La lettre de licenciement doit énoncer des motifs précis et matériellement vérifiables. La datation dans cette lettre des faits invoqués n’est pas nécessaire.
Le caractère réel et sérieux des motifs invoqués par l’employeur dans la lettre de licenciement qui fixe les limites du litige doit être apprécié au vu des éléments fournis par les parties, étant précisé que, si un doute subsiste, il profite au salarié, conformément aux dispositions de l’article L. 1235-1 du code du travail dans sa version applicable à l’espèce.
Si la lettre de licenciement doit énoncer des motifs précis et matériellement vérifiables, l’employeur est en droit, en cas de contestation, d’invoquer toutes les circonstances de fait qui permettent de justifier ce motif.
En outre, si l’employeur est juge des aptitudes professionnelles de son salarié et de son adaptation à l’emploi, pour constituer une cause réelle et sérieuse de licenciement, l’insuffisance professionnelle doit être caractérisée par des faits objectifs et matériellement vérifiables.

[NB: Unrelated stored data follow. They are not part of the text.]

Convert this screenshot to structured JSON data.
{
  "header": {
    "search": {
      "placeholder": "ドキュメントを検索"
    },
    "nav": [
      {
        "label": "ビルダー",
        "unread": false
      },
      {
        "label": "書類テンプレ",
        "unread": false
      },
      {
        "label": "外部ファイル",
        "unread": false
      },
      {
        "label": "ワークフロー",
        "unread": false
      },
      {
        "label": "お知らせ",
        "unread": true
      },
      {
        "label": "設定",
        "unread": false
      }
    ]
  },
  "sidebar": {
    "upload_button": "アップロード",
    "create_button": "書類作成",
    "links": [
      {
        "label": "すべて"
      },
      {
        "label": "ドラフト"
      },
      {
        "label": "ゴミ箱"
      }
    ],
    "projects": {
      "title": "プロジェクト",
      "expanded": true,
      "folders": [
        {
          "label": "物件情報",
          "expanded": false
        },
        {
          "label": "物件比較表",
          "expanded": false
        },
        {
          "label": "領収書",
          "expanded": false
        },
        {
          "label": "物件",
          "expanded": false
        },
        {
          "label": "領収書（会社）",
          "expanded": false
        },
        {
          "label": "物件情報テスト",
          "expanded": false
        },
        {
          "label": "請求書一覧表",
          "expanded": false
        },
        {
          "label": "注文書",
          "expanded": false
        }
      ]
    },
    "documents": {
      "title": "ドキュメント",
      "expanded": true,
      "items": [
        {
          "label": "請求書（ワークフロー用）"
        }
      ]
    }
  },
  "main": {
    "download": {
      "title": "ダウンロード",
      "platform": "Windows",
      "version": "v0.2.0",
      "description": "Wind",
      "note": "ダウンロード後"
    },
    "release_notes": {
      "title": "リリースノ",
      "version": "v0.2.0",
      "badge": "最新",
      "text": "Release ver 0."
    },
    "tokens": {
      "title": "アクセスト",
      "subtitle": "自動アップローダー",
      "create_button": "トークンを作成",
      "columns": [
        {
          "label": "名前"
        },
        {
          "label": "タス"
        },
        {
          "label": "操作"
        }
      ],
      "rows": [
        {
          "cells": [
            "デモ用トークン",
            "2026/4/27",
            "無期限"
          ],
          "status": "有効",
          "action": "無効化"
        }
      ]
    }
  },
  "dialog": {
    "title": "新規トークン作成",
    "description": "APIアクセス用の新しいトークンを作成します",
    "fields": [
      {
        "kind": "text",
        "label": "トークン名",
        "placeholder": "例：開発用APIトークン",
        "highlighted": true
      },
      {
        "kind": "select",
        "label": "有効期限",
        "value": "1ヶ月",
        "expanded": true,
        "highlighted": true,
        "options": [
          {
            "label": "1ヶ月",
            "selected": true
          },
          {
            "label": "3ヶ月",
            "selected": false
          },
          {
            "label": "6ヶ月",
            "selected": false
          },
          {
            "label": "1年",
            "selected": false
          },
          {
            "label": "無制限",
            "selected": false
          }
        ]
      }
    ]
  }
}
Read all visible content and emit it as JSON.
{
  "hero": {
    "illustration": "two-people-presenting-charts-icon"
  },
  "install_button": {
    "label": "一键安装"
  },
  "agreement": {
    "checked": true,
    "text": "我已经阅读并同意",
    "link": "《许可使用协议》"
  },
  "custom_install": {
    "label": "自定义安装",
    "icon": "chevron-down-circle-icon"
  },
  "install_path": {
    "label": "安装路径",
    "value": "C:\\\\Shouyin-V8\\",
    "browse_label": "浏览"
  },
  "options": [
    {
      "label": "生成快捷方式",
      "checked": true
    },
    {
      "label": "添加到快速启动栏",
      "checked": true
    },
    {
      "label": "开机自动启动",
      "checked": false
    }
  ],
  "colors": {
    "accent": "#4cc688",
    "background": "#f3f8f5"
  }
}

Si la preuve est partagée en matière de licenciement pour cause réelle et sérieuse, il incombe à l’employeur d’apporter au juge des éléments objectifs à l’appui des faits qu’il invoque comme propres, selon lui, à caractériser l’insuffisance professionnelle dont il se prévaut.
L’insuffisance professionnelle se définit comme l’incapacité objective, non fautive et durable, d’un salarié à accomplir correctement la prestation de travail pour laquelle il est employé, c’est-à-dire conformément à ce qu’on est fondé à attendre d’un salarié moyen ou ordinaire, employé pour le même type d’emploi et dans la même situation.
En l’espèce, il résulte de la lettre de licenciement du 14 décembre 2020 que M. [K] [P] a été licencié pour insuffisance professionnelle en lien avec une carence manifeste dans le management et une insuffisance de résultats caractérisée par une dégradation de la qualité de la préparation, une hausse du nombre d’accident du travail, une dégradation de la productivité et des difficultés à gérer les fluctuations de volumes, outre le développement d’un climat de méfiance dans les relations avec les instances représentatives du personnel et une « carence manifeste » dans le management de son équipe.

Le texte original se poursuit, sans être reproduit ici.